Saturday, August 20, 2011

Saturday Night Genealogy Fun – Genealogy Research through I Ching

Leave it to Randy Seaver of GeneaMusings to come up with another fascinating project to keep us busy and out of trouble on Saturday night. This week’s mission: 

  • Go to and ask a question relating to your genealogy research. You can "throw the coins virtually" or "throw the coins by hand." You have to click the "throw" button six times, then click on "Read."
  • Report the question you asked and the answer you received, in the form of the Cast Hexagram (which explains the situation you are now in, or what has gone before), to your readers.
  • Does the answer make any sense to you? How do you interpret the answer?

I have NO experience with I Ching so here goes! 

My question: Will I ever find the parents of Ellender Vickers?

I throw the I Ching coins (virtually) and receive Cast Hexagram 56 – The Wanderer:

The first part of the Cast Hexagram says: 

Lu/The Wanderer

Fire on the Mountain, catastrophic to man, a passing annoyance to the Mountain:
The Superior Person waits for wisdom and clarity before exacting Justice, then lets no
protest sway him.

Find satisfaction in small gains.
To move constantly forward is good fortune to a Wanderer.
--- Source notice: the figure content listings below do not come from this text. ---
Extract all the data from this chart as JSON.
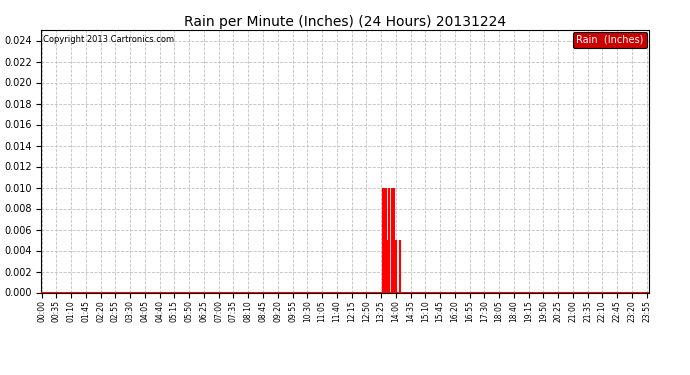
{
  "title": "Rain per Minute (Inches) (24 Hours) 20131224",
  "copyright_text": "Copyright 2013 Cartronics.com",
  "legend_label": "Rain  (Inches)",
  "legend_bg": "#cc0000",
  "legend_text_color": "#ffffff",
  "bar_color": "#ff0000",
  "baseline_color": "#ff0000",
  "background_color": "#ffffff",
  "grid_color": "#c0c0c0",
  "ylim": [
    0.0,
    0.025
  ],
  "yticks": [
    0.0,
    0.002,
    0.004,
    0.006,
    0.008,
    0.01,
    0.012,
    0.014,
    0.016,
    0.018,
    0.02,
    0.022,
    0.024
  ],
  "total_minutes": 1440,
  "rain_data": {
    "810": 0.01,
    "813": 0.01,
    "815": 0.01,
    "817": 0.01,
    "820": 0.005,
    "823": 0.01,
    "825": 0.01,
    "830": 0.01,
    "835": 0.01,
    "840": 0.005,
    "850": 0.005
  },
  "x_label_times": [
    "00:00",
    "00:35",
    "01:10",
    "01:45",
    "02:20",
    "02:55",
    "03:30",
    "04:05",
    "04:40",
    "05:15",
    "05:50",
    "06:25",
    "07:00",
    "07:35",
    "08:10",
    "08:45",
    "09:20",
    "09:55",
    "10:30",
    "11:05",
    "11:40",
    "12:15",
    "12:50",
    "13:25",
    "14:00",
    "14:35",
    "15:10",
    "15:45",
    "16:20",
    "16:55",
    "17:30",
    "18:05",
    "18:40",
    "19:15",
    "19:50",
    "20:25",
    "21:00",
    "21:35",
    "22:10",
    "22:45",
    "23:20",
    "23:55"
  ],
  "x_label_minutes": [
    0,
    35,
    70,
    105,
    140,
    175,
    210,
    245,
    280,
    315,
    350,
    385,
    420,
    455,
    490,
    525,
    560,
    595,
    630,
    665,
    700,
    735,
    770,
    805,
    840,
    875,
    910,
    945,
    980,
    1015,
    1050,
    1085,
    1120,
    1155,
    1190,
    1225,
    1260,
    1295,
    1330,
    1365,
    1400,
    1435
  ]
}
The second part, the Situation Analysis, reads:

You are a stranger to this situation.
It is your attraction to the exotic that has led you here, but you will move on to a new
vista when this one has lost its mystique.
Because much of this environment is foreign to you, you must exercise only the best
You don’t know the custom here, and it’s too easy to cross a line you don’t know is there.
Because you are the foreigner in this setting, you have no history to acquit you.
Watch, listen, study, contemplate, then step lightly but decisively on.

The way I see it, the I Ching is telling me I don’t know the answer to my question (duh), but when I find it, I’ll move on to the next question (right). I take the part about the foreign environment to mean (correctly) that I don’t know much about the South in the early to mid-1800s. So I guess I will take the advice in the last line and spend my time (more wisely) following the steps required to meet the Genealogical Proof Standard!

Or maybe I’ll call a genealogy psychic or tarot card reader! (Just kidding!)